Nos trois centres logistiques sont tous situés dans un cercle de 700 à 800 km, si vous dessinez un cercle autour d'eux, vous atteignez 80% de nos clients actifs. En théorie, il nous suffirait de deux heures pour livrer la majorité de nos produits. Mais il faut nous connecter aux systèmes postaux locaux, c'est ce qui prend le plus de temps.

Or, notre avantage réside dans notre choix très vaste et la possibilité de tout recevoir en une seule livraison.

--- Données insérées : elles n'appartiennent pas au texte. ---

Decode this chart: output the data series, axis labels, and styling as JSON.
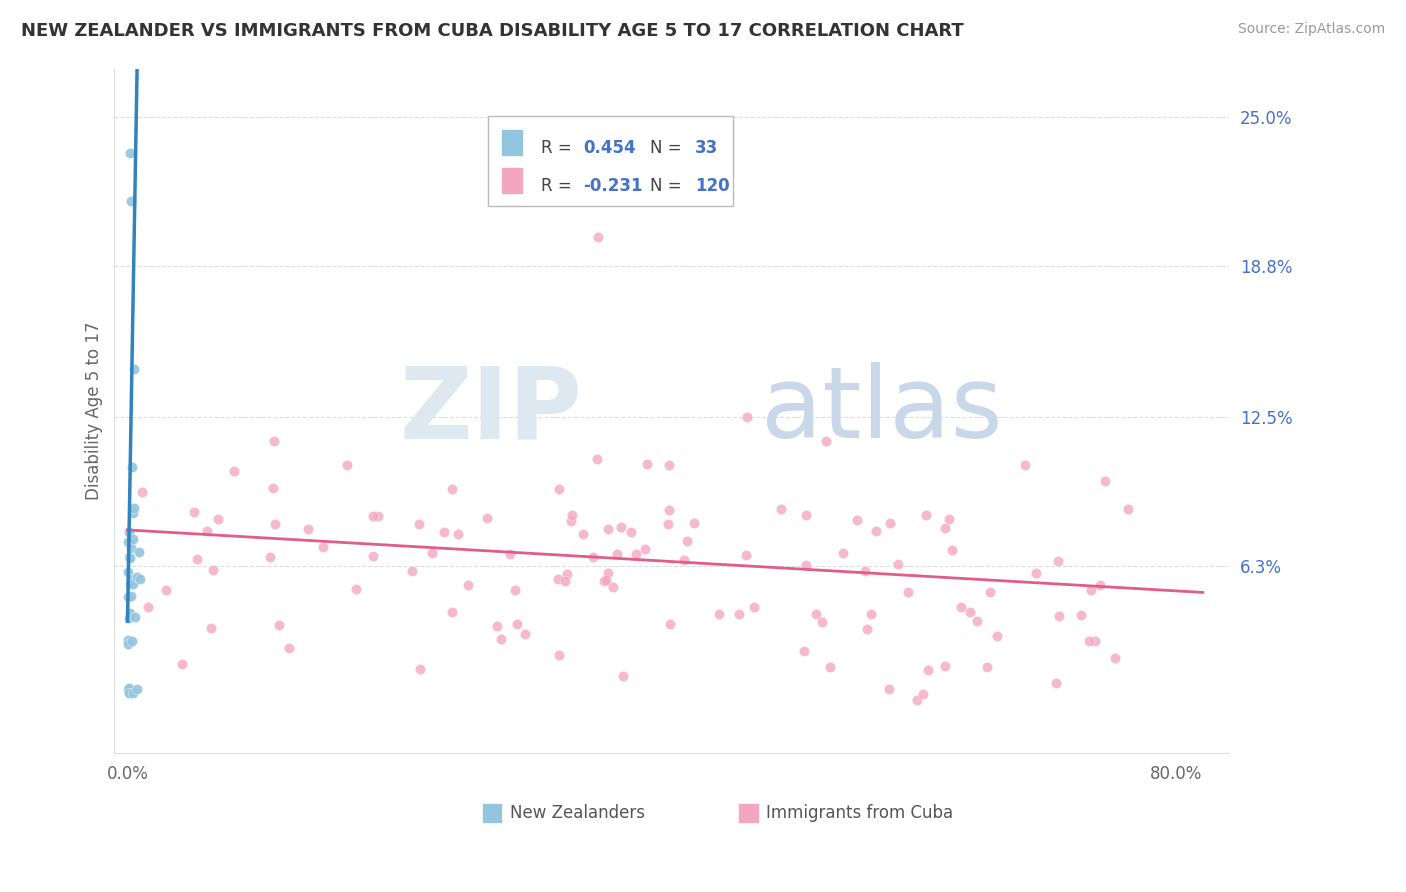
{
  "title": "NEW ZEALANDER VS IMMIGRANTS FROM CUBA DISABILITY AGE 5 TO 17 CORRELATION CHART",
  "source": "Source: ZipAtlas.com",
  "ylabel": "Disability Age 5 to 17",
  "right_ytick_vals": [
    0.0,
    0.063,
    0.125,
    0.188,
    0.25
  ],
  "right_ytick_labels": [
    "",
    "6.3%",
    "12.5%",
    "18.8%",
    "25.0%"
  ],
  "blue_color": "#92c5de",
  "pink_color": "#f4a6c0",
  "trend_blue": "#3182bd",
  "trend_pink": "#e05c8a",
  "title_color": "#333333",
  "source_color": "#999999",
  "tick_color": "#4472c4",
  "label_color": "#666666",
  "grid_color": "#dddddd",
  "xlim_min": -0.01,
  "xlim_max": 0.84,
  "ylim_min": -0.015,
  "ylim_max": 0.27,
  "nz_seed": 12,
  "cuba_seed": 7
}
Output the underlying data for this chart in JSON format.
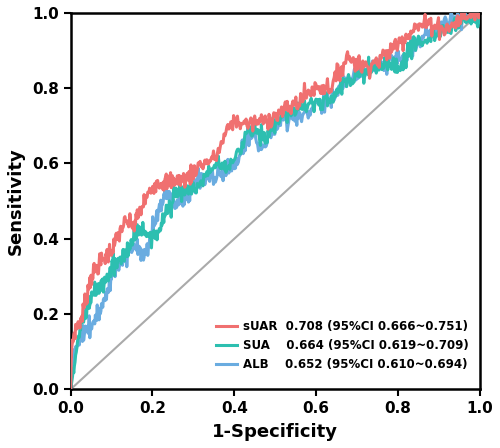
{
  "xlabel": "1-Specificity",
  "ylabel": "Sensitivity",
  "xlim": [
    0.0,
    1.0
  ],
  "ylim": [
    0.0,
    1.0
  ],
  "xticks": [
    0.0,
    0.2,
    0.4,
    0.6,
    0.8,
    1.0
  ],
  "yticks": [
    0.0,
    0.2,
    0.4,
    0.6,
    0.8,
    1.0
  ],
  "suar_color": "#F07070",
  "sua_color": "#2DBFB0",
  "alb_color": "#6AACE0",
  "diag_color": "#AAAAAA",
  "suar_auc": 0.708,
  "sua_auc": 0.664,
  "alb_auc": 0.652,
  "legend_labels": [
    "sUAR  0.708 (95%CI 0.666~0.751)",
    "SUA    0.664 (95%CI 0.619~0.709)",
    "ALB    0.652 (95%CI 0.610~0.694)"
  ],
  "line_width": 2.2,
  "background_color": "#ffffff"
}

Les clés pour améliorer la livraison dans les prochaines années résideront sans doute dans le développement avec nos marques et nos distributeurs partenaires de nombreux points de collecte supplémentaires, grâce à leurs magasins physiques ou leurs entrepôts.

Seriez-vous prêt à ralentir le rythme des livraisons pour assurer de meilleures conditions de travail dans les centres logistiques?
Les conditions se sont améliorées, on peut toujours faire mieux. Nous avons augmenté les salaires ces derniers mois. Nous allons aussi embaucher du personnel en logistique pour suivre notre croissance.

Qu'avez-vous ressenti en voyant le reportage diffusé en 2014 par la chaîne de télévision RTL qui montrait les très dures conditions de travail au quotidien dans votre centre logistique d'Erfurt ?
D'abord, nous avons contesté certains points de ce reportage, d'autres représentaient des critiques justes. Depuis nous avons corrigé certaines choses. Ensuite, quand vous voyez l'entreprise que vous avez créée présentée de façon aussi sombre et presque diabolisée, cela ne fait évidemment pas plaisir. Surtout que notre image est passée de celle de "good guys", des gens qui créent de l'emploi, notamment à Berlin où le chômage était plus élevé qu'ailleurs, à celle de "bad guys". Pour nous, qui avons toujours été animés par ce que l'on apporte à l'économie, c'était très étrange.

Maintenant que vous êtes une entreprise cotée, comment préservez-vous cette motivation des débuts?
Même en grandissant, vous devez toujours prendre garde ne pas devenir un Goliath et de rester un David. Voilà ce qui nous maintient. Face à des Alibaba et des Amazon nous nous considérons comme des challengers de géants.